Guardiola blamed referee Antonio Mateu Lahoz for City’s elimination against Liverpool and said a failure to properly interpret VAR led to the exit against Spurs, but on each occasion, Guardiola’s team selection and tactical approach were also central factors.

There were no excuses a year later, when City were shocked by French club Lyon in the one-off quarterfinal in Lisbon during the COVID-19 pandemic. In that tie, more tactical tinkering — Guardiola surprisingly deployed a back three to match Lyon’s formation — led to confusion among his players and another early exit.
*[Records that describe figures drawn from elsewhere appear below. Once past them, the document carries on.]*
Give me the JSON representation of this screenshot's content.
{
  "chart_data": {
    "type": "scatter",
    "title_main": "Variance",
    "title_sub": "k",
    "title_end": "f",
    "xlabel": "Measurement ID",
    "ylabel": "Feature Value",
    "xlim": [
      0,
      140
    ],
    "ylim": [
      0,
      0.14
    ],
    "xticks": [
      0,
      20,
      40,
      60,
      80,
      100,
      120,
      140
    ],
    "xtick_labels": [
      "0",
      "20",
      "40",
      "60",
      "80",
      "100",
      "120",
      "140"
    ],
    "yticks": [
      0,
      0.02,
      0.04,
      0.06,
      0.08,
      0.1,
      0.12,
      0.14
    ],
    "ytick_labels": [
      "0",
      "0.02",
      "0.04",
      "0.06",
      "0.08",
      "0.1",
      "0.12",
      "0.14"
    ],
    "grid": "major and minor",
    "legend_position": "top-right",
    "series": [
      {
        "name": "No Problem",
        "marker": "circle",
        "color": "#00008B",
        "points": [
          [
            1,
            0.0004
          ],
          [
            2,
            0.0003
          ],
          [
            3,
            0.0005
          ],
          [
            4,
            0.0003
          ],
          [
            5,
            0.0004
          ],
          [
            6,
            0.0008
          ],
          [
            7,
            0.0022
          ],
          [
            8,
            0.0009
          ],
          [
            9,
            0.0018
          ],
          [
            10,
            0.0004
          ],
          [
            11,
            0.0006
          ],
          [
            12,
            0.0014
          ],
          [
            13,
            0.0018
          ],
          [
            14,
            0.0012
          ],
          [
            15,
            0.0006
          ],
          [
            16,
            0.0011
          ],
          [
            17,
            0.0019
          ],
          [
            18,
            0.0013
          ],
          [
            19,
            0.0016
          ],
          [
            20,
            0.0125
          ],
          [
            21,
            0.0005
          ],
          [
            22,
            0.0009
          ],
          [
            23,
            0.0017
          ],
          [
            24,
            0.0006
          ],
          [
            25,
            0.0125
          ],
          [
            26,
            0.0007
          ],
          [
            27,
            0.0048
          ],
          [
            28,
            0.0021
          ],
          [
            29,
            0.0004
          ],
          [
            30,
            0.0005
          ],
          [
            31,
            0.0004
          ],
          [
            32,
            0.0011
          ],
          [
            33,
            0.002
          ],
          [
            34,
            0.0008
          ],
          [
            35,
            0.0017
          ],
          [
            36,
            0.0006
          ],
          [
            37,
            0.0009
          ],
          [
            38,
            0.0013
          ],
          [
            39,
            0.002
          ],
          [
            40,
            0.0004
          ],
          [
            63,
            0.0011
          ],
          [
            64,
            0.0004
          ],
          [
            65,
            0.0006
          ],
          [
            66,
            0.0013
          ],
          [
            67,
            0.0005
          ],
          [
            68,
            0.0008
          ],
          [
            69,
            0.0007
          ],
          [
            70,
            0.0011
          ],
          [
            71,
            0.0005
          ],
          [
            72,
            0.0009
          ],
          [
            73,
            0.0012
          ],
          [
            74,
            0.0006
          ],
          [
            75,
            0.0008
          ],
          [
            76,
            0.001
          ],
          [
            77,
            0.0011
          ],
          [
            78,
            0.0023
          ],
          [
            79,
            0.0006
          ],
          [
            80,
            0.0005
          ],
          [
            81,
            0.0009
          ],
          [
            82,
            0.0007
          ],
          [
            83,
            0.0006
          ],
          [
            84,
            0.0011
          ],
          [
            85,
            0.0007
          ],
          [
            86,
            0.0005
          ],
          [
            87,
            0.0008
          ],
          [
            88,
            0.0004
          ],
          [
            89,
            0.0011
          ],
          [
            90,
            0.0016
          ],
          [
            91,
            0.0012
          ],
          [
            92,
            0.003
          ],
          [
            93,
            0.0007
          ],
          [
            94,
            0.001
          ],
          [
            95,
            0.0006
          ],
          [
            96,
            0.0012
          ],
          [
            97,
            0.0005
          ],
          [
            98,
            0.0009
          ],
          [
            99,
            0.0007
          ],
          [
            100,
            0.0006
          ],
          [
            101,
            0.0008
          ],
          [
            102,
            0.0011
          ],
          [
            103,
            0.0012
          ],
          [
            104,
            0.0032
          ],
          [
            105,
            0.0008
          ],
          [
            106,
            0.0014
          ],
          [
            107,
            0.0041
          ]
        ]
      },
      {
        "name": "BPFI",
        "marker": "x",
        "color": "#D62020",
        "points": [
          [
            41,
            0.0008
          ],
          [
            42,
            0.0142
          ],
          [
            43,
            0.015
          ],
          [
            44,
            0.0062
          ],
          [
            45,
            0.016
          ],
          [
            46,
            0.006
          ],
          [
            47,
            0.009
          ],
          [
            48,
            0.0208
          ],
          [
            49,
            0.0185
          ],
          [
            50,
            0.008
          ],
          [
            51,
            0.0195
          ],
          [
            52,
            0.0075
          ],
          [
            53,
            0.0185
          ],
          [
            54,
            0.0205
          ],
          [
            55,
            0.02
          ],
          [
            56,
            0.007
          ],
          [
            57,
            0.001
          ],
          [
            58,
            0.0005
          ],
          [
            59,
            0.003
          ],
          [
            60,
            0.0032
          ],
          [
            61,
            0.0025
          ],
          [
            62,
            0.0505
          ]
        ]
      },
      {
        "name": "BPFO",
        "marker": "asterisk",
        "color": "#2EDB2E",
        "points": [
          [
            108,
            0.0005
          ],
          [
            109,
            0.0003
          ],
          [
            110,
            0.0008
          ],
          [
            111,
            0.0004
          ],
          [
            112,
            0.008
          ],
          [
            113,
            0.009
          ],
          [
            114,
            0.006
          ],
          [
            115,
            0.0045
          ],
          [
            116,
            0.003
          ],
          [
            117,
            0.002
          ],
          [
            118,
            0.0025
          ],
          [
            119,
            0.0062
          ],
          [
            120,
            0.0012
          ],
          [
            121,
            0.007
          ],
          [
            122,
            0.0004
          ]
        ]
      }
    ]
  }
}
It was the same again a year later. Back in Portugal, this time for City’s first Champions League final against Chelsea in Porto, Guardiola’s team selection saw him name a side without a holding midfielder — Fernandinho and Rodri were both named as substitutes — and Kevin De Bruyne moved from midfield to play as a false nine while Sergio Aguero and Gabriel Jesus started on the bench. City lost 1-0, with a Kai Havertz goal securing Chelsea’s second Champions League title, and this week, Guardiola appeared to accept that he made the wrong decision with his selection that night.

“If I tell you privately the reason why I took the decision in that moment you could say it was right,” Guardiola said. “But it is simple: If I lose, I am wrong; if I win, I am right. You have to accept that in this business. It was a tight game and in many things we were better than them but we lost. Would I do something different now? Maybe, but that doesn’t count.”

Guardiola and City looked to have cracked the code last season. They reached the semifinal and led 5-3 on aggregate until two goals by Rodrygo in stoppage time dragged Real back from the brink. A Karim Benzema penalty in extra time was enough to send the Spanish club into the final and leave City contemplating yet another failure.

It was down to naivety, poor defending and maybe a little slice of bad luck, with Jack Grealish having a shot cleared off the line moments before Rodrygo turned the tie on its head. In the final seconds of one game, all of City’s Champions League shortcomings had conspired to leave them punching the turf in frustration all over again.

But this season has been different. All of those past mistakes have been eradicated — City have blown teams away, been ruthless in attack and resolute at the back. And Guardiola has kept it simple by trusting his best players and most familiar tactics to take them to within 90 minutes of finally winning the Champions League.

Istanbul was the first step all those years ago, and now it could be the final one. It has been a long, tough journey, but City are ready to arrive.